Senior apartments, or senior housing, offer the same services as retirement communities; however, senior apartments offer a bit more. They are usually a part of a facility that provides varying levels of care, ranging from independent living to assisted living, and sometimes dementia units and skilled nursing. Services such as cleaning and transportation are usually offered and residents even have the option of eating in the community dining room, rather than cooking for themselves. Also, additional safety and security is inherent in senior housing facilities, simply because staff is generally available around the clock. According to Connie Hamin, marketing director of Heritage Woods in Winston, North Carolina, many of these senior apartments have emergency pull-cord systems, which are emergency devices, usually set up in every room of the apartment, that allow for the resident to alert the front office of an emergency or if they need assistance.

Senior apartments can be an ideal choice for active seniors who desire a "maintenance-free" lifestyle. They are still able to maintain their independence while having the added luxury of services and amenities that independent living provides.

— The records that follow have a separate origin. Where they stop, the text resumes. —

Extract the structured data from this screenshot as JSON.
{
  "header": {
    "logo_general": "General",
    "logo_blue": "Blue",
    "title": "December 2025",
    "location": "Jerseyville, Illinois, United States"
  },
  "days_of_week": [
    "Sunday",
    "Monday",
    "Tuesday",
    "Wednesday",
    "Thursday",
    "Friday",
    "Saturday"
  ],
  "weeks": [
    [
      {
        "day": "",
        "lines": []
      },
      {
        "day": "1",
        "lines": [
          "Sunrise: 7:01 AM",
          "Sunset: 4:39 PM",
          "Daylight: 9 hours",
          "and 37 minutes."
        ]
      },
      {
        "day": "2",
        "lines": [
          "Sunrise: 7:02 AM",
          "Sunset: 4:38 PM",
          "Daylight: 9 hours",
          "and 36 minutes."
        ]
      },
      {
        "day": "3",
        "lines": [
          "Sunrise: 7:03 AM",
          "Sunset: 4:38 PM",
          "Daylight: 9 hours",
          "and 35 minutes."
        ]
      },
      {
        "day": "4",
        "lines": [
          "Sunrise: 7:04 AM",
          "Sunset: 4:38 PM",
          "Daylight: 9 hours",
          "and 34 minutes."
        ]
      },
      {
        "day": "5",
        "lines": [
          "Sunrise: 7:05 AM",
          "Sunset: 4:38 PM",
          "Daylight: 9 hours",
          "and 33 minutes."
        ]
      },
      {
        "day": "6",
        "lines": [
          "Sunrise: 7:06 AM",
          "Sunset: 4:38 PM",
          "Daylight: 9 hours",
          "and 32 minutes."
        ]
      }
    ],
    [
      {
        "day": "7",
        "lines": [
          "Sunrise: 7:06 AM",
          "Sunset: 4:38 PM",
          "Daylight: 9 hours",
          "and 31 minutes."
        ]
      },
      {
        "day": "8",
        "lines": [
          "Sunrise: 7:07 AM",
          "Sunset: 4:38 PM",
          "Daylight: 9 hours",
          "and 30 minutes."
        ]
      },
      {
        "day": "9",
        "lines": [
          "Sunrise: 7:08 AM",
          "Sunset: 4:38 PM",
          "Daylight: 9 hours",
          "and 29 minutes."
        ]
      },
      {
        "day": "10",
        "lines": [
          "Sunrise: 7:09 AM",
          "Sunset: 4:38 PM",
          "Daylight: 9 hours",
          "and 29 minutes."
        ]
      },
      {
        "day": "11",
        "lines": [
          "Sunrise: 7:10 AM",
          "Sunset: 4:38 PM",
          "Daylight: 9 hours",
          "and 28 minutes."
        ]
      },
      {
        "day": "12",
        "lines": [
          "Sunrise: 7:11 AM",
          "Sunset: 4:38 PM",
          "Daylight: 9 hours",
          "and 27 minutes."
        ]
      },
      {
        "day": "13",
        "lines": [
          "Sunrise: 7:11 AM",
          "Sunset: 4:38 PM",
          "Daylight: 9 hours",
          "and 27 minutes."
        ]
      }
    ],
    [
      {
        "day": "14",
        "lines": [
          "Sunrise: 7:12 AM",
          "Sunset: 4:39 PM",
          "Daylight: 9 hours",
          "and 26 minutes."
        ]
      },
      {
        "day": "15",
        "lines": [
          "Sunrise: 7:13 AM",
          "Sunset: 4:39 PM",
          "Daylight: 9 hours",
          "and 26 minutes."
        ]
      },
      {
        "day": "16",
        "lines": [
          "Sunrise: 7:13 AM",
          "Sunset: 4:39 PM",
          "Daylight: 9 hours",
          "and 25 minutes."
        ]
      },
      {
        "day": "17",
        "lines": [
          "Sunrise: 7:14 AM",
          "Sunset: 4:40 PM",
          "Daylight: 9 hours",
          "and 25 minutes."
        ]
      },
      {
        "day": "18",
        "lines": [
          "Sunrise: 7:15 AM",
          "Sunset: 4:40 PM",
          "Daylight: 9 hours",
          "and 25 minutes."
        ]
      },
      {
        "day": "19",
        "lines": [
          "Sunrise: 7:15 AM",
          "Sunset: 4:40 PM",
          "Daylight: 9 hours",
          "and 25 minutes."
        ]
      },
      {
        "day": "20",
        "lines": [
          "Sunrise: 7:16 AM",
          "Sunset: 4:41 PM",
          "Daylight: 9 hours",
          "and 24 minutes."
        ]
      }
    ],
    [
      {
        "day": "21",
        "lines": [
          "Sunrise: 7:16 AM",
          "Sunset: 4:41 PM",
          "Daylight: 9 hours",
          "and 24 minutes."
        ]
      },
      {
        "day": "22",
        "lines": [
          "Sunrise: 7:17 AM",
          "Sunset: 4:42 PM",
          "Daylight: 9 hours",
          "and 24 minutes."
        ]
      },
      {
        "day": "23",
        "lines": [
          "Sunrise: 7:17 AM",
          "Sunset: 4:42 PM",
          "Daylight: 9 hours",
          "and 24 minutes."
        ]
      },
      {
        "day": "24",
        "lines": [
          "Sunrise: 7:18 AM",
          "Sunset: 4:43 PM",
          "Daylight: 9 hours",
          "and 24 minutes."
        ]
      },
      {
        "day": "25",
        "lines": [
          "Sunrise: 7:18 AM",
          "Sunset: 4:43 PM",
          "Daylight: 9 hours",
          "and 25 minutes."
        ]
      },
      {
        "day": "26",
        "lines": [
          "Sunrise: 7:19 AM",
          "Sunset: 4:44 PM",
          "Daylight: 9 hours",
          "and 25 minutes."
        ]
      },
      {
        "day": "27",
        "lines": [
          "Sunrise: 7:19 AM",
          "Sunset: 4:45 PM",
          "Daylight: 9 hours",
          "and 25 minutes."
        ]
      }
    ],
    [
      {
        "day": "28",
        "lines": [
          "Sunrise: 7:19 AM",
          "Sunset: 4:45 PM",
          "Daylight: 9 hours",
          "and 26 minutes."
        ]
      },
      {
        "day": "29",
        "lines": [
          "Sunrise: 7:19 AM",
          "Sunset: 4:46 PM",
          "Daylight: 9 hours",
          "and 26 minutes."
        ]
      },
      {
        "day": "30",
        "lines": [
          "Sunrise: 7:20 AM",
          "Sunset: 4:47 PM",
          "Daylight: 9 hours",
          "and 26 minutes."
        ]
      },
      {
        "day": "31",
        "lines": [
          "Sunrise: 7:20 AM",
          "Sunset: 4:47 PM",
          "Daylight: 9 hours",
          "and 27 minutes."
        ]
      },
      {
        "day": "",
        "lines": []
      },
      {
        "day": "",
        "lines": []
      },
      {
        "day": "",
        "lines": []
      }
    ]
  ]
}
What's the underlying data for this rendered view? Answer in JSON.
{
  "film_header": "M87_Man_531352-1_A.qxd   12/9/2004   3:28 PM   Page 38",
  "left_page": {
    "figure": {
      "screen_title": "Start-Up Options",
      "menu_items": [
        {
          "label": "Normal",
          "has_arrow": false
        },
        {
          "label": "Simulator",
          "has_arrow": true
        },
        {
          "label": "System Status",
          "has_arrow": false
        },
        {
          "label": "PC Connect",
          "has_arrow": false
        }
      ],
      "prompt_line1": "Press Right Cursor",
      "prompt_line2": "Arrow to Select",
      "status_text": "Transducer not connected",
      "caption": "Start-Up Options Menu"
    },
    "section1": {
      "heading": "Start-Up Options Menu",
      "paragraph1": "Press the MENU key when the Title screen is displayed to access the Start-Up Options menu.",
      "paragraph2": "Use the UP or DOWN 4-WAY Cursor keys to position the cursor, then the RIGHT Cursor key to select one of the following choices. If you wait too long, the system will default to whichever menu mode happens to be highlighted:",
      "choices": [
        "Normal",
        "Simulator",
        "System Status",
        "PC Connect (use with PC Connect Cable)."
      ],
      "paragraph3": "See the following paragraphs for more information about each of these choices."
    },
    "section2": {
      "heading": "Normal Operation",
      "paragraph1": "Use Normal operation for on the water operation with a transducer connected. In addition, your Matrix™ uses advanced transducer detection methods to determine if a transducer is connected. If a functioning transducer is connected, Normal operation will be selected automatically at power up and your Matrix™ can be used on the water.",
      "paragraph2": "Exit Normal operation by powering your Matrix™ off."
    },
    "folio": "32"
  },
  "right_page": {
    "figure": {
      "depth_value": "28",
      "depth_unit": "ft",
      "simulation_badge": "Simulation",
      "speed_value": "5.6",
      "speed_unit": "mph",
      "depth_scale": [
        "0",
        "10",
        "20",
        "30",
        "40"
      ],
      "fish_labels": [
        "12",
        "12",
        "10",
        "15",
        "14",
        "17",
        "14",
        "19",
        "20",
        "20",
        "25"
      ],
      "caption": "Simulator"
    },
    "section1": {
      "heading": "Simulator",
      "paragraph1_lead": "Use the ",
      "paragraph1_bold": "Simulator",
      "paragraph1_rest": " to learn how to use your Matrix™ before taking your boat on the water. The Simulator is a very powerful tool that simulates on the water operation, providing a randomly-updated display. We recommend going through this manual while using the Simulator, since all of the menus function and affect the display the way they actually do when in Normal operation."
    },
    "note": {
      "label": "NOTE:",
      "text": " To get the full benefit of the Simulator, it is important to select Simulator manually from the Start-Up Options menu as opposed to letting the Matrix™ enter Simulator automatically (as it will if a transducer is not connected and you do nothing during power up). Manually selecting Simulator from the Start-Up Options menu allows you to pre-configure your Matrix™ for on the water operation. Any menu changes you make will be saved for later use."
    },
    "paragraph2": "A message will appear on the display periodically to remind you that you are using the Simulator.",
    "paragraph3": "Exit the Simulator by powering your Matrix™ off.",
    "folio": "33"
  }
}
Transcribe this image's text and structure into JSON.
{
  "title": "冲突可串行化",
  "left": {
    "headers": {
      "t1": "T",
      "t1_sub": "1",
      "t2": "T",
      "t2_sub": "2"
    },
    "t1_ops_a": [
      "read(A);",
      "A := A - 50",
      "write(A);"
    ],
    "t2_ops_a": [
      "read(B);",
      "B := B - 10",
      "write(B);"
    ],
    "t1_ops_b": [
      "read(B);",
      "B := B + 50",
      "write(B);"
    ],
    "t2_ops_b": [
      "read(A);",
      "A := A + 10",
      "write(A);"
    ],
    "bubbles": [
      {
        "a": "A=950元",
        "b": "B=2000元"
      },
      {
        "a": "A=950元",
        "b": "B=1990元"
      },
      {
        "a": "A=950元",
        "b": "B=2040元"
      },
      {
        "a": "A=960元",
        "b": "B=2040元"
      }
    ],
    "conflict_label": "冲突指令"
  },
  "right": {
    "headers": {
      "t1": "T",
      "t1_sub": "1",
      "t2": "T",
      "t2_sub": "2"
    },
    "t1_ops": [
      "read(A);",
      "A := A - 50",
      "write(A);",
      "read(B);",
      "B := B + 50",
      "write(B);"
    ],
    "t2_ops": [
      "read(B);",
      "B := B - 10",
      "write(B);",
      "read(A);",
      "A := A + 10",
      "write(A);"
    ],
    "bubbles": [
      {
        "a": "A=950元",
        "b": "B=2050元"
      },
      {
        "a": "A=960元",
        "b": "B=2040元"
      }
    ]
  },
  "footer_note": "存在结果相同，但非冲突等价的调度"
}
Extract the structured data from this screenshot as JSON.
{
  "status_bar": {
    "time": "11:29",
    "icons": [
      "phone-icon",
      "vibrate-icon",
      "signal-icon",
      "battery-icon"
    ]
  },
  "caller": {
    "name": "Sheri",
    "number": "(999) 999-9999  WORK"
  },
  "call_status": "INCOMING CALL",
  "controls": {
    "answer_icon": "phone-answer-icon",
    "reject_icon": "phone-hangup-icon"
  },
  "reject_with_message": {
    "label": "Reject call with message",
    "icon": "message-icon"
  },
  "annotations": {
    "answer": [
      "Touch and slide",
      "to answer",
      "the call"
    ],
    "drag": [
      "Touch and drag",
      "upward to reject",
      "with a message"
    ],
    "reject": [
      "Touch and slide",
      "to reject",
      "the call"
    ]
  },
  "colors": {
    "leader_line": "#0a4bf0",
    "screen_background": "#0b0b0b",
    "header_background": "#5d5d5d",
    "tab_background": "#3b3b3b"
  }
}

Senior apartments are similar to assisted living, but have two key differences. Hamin explains, "For someone to live in independent living, they must be able to dress and bathe themselves, do their own laundry and are responsible for handling their medications. Seniors who live in assisted living also get the added bonus of 24 hour monitoring services." If an elder needs assistance with medications and/or personal care, but wants to maintain independent living status, they can use outside sources to receive this extra care. Usually this is done by hiring private-duty caregivers. Ultimately, the senior then is not really capable of independent living, but they still maintain the independent living status in their community.